Writing Prompts from Cheryl Strayed, author of Wild
Try one for two pages of longhand writing. Go for uninterrupted flow, and don’t stop to edit. Step one is to generate without judging. Chances are that you’ll surprise yourself.
- Write about a time when you realized you were mistaken.
- Write about a lesson you learned the hard way.
- Write about a time you were inappropriately dressed for the occasion.
- Write about something you lost that you’ll never get back.
- Write about a time when you know you’d done the right thing.
- Write about something you don’t remember.
- Write about your darkest teacher.
- Write about a memory of a physical injury.
- Write about when you knew it was over.
- Write about being loved.
- Write about what you were really thinking.
- Write about how you found your way back.
- Write about the kindness of strangers.
- Write about why you could not do it.
- Write about why you did.
I’ll end with one of my favorite pieces of inspiration. It’s a simple declarative statement by Scott Adams, on exactly what you need to become a better writer.
The Day You Became a Better Writer by Scott Adams, creator of the comic strip Dilbert.
I went from being a bad writer to a good writer after taking a one-day course in “business writing.” I couldn’t believe how simple it was. I’ll tell you the main tricks here so you don’t have to waste a day in class.
Business writing is about clarity and persuasion. The main technique is keeping things simple. Simple writing is persuasive. A good argument in five sentences will sway more people than a brilliant argument in a hundred sentences. Don’t fight it.
Simple means getting rid of extra words. Don’t write, “He was very happy” when you can write “He was happy.” You think the word “very” adds something. It doesn’t. Prune your sentences.
Humor writing is a lot like business writing. It needs to be simple. The main difference is in the choice of words. For humor, don’t say “drink” when you can say “swill.”
Your first sentence needs to grab the reader. Go back and read my first sentence to this post. I rewrote it a dozen times. It makes you curious. That’s the key.
Write short sentences. Avoid putting multiple thoughts in one sentence. Readers aren’t as smart as you’d think.

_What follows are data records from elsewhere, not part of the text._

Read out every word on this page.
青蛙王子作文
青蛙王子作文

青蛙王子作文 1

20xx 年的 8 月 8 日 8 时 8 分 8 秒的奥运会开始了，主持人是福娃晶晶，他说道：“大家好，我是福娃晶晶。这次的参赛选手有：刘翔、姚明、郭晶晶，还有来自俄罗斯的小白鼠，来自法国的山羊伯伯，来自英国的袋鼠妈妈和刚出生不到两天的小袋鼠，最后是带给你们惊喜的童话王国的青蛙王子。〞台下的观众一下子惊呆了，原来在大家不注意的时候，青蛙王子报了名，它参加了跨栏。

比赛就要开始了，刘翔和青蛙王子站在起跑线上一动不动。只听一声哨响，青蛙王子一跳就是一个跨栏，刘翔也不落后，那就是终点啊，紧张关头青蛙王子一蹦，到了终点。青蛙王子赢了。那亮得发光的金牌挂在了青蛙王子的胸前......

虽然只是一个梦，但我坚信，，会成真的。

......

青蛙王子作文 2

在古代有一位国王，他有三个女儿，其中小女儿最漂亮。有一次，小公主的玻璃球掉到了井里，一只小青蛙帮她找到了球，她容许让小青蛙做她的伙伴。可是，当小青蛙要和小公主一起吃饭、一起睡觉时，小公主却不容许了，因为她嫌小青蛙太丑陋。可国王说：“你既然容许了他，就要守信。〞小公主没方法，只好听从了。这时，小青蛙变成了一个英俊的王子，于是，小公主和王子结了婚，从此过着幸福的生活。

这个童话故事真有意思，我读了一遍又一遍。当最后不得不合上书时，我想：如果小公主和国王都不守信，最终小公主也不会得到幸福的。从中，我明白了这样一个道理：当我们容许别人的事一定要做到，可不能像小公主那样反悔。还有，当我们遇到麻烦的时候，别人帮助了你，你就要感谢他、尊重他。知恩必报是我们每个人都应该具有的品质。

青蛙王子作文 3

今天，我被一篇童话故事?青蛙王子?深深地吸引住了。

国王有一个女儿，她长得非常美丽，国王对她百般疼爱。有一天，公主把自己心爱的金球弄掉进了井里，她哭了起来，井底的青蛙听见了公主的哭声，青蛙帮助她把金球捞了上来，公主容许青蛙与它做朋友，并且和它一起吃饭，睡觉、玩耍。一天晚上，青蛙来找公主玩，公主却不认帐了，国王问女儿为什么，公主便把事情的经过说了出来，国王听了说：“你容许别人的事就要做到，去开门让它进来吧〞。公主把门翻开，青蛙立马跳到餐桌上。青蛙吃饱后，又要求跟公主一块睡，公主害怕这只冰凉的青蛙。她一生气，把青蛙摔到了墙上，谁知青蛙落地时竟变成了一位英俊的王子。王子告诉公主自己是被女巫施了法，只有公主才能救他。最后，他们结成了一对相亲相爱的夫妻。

Learn how brains organize ideas. Readers comprehend “the boy hit the ball” quicker than “the ball was hit by the boy.” Both sentences mean the same, but it’s easier to imagine the object (the boy) before the action (the hitting). All brains work that way. (Notice I didn’t say, “That is the way all brains work”?)
That’s it. You just learned 80% of the rules of good writing. You’re welcome.